Many of those who get to treatment have it paid for with federal Medicaid expansion money, which brought a huge increase in funding to the state in 2013. But the money has leveled off since then, as overdose deaths have soared. And majority Republicans in the Statehouse are very concerned about sustainability and costs, and have put some restrictions on Medicaid spending in the budget, including a Medicaid expansion enrollment freeze. Gov. John Kasich vetoed that, but that could be overridden anytime before next December.
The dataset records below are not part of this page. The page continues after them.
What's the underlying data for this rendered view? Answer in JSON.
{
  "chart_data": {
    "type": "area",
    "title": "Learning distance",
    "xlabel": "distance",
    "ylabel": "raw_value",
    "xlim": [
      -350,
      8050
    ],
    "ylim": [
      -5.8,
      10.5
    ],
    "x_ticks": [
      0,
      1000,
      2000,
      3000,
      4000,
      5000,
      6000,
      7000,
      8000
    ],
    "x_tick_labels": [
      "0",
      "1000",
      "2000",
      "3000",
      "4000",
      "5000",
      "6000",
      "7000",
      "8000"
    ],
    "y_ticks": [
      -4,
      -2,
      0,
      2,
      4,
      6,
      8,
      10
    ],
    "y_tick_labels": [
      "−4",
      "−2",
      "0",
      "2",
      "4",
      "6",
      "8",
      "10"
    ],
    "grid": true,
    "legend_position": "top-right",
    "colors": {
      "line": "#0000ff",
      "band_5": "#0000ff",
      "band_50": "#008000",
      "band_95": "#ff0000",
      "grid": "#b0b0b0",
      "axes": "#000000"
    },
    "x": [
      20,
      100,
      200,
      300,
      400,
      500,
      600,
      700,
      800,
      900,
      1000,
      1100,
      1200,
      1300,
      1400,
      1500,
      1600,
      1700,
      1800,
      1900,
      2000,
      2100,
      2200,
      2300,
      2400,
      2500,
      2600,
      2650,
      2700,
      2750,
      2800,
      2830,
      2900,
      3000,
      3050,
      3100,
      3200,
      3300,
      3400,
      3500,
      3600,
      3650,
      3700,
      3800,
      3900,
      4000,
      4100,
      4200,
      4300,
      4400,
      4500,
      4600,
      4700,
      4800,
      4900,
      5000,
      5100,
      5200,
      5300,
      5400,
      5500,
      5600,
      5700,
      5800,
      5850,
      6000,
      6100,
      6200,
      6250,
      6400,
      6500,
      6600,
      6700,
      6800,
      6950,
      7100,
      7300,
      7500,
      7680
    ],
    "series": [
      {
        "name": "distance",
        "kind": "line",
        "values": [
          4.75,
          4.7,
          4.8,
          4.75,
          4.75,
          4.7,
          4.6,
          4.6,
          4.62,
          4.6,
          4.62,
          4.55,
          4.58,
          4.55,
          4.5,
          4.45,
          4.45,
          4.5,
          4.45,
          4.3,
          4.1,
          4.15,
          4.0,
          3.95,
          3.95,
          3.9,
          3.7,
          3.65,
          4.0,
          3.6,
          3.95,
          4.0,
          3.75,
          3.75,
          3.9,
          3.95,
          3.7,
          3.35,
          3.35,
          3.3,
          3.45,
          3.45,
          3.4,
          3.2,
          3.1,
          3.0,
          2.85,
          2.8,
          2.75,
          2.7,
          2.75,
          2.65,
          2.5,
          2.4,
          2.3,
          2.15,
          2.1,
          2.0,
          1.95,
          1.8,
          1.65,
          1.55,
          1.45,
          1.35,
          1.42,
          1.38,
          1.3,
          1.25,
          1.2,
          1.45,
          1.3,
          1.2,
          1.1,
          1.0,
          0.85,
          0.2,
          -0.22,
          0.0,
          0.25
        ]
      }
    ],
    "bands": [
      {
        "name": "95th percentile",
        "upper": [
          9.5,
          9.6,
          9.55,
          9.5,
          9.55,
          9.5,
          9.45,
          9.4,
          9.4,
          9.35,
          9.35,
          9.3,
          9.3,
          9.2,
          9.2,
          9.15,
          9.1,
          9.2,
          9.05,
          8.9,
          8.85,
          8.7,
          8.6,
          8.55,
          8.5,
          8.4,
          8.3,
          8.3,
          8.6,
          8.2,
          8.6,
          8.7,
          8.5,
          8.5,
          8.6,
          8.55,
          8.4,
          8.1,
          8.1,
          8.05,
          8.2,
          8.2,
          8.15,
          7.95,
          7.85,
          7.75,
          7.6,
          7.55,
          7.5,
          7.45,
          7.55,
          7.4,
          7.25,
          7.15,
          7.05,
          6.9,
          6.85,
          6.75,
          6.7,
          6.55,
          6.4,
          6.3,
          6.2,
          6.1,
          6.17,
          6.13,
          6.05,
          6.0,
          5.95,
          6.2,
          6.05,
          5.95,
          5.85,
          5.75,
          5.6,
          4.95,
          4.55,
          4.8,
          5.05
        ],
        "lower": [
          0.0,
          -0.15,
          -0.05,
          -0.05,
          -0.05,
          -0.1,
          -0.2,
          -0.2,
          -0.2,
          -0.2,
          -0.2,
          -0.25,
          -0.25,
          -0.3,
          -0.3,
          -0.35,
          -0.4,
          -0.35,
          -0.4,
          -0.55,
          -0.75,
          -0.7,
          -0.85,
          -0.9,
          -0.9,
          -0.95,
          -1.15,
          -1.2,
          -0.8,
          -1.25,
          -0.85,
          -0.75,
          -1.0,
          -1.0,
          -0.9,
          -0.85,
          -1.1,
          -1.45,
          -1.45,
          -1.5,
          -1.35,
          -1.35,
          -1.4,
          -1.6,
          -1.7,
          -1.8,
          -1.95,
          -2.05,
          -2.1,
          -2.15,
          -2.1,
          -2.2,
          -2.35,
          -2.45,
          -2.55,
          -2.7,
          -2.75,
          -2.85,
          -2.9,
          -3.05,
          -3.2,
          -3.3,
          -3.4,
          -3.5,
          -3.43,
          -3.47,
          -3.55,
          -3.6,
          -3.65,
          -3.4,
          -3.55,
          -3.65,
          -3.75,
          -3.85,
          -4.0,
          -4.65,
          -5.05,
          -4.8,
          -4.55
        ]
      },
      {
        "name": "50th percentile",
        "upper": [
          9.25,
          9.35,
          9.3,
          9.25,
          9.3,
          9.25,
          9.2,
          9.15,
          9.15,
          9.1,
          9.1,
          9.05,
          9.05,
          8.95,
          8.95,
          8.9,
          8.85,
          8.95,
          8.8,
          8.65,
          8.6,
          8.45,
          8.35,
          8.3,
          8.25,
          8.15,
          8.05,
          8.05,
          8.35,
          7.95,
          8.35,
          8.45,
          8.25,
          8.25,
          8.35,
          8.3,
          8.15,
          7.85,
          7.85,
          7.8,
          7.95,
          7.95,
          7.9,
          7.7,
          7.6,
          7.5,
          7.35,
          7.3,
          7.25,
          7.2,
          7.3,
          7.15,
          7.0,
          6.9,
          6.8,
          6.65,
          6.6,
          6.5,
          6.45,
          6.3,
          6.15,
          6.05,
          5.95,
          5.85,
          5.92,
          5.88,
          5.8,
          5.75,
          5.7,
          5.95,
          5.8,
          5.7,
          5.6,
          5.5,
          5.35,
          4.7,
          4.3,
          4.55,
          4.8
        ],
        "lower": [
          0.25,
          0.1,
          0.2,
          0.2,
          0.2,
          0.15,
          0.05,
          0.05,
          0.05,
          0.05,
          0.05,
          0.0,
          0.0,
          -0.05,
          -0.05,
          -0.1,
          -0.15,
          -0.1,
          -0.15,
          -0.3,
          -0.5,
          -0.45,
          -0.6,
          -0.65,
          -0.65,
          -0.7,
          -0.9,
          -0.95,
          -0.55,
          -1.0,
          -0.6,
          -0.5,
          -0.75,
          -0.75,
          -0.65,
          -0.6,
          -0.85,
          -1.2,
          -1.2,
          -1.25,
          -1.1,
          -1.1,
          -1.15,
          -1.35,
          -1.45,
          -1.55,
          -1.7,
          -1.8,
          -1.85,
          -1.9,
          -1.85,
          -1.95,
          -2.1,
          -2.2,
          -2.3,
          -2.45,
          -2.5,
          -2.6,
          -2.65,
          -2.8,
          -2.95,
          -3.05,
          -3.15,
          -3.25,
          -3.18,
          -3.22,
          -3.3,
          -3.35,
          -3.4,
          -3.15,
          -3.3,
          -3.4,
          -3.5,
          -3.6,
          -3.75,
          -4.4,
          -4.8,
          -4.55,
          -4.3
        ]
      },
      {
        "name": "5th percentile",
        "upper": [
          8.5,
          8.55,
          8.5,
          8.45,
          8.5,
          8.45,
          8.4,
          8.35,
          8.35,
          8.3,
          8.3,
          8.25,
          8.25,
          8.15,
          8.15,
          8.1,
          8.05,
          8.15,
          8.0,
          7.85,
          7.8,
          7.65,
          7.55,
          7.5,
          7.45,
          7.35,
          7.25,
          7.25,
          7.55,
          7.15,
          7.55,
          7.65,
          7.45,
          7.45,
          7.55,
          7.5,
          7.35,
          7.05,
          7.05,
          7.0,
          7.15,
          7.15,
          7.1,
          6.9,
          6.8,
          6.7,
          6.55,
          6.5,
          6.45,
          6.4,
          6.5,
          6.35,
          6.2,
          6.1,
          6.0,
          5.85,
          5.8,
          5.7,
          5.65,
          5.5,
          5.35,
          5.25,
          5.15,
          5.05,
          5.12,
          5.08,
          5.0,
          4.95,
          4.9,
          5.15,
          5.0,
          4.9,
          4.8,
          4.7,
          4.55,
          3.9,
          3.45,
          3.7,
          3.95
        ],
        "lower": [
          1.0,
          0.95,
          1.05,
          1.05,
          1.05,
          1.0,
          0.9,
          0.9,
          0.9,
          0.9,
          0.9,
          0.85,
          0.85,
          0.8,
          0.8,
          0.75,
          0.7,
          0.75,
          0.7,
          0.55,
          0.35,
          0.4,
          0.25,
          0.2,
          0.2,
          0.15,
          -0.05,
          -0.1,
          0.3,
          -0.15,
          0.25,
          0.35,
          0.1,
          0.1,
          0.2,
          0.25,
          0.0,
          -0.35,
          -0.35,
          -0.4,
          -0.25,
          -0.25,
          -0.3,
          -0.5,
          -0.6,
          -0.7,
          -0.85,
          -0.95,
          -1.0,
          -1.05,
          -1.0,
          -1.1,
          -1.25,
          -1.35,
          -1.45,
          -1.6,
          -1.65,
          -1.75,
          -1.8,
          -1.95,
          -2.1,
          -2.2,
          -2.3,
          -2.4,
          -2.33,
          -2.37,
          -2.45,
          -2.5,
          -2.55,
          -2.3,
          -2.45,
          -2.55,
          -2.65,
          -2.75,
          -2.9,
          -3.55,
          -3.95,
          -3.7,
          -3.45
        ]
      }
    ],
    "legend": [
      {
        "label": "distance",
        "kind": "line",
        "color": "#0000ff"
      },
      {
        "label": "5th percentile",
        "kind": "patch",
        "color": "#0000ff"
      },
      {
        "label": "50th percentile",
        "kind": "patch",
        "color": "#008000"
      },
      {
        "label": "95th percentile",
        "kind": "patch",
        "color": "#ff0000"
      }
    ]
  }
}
The Kasich administration has been fighting the crisis on the front end by focusing on prevention – for instance, through his “Start Talking” campaign, which he mentioned in his “State of the State” speech in April: “We've got to love our kids and talk to them about this. The answer is no, I don't want to be cool by taking drugs.”

 

Prevention may seem like a low-cost way to battle the opioid crisis, but they’re not free. John Corlett is with the Center for Community Solutions in Cleveland has studied the opioid epidemic and its devastating on communities, and the spending that’s being done on it. “I think we were struck by how little state dollars go into prevention efforts – that most of the money that goes into prevention in Ohio is federal funds. And so that may be a place where the state wants to invest more of its own money,” Corlett said.

 

An analysis provided by the Office of Budget and Management shows that prevention funds have actually decreased nearly 30 percent from last year. But Ohio State researcher Mark Partridge isn’t convinced more money will help with that. “We learned from the war on drugs in the 80s and early 90s, ‘just say no’ is by itself a very ineffective message if you don't have alternatives,” Partridge said. “So, yes, I'm in favor of this. But on the other hand we have to realize that that it's going to have only a small effect. We really have to take some of the much more proactive steps.”

 

The researchers also found a person whose highest level of education was high school is 14 times more likely to experience an overdose. That’s interesting when compared to another stat – that Ohio spent $8.2 billion on K-12 public education in 2015. That’s less than the $8.8 billion the researchers estimate the opioid crisis is costing the state every year.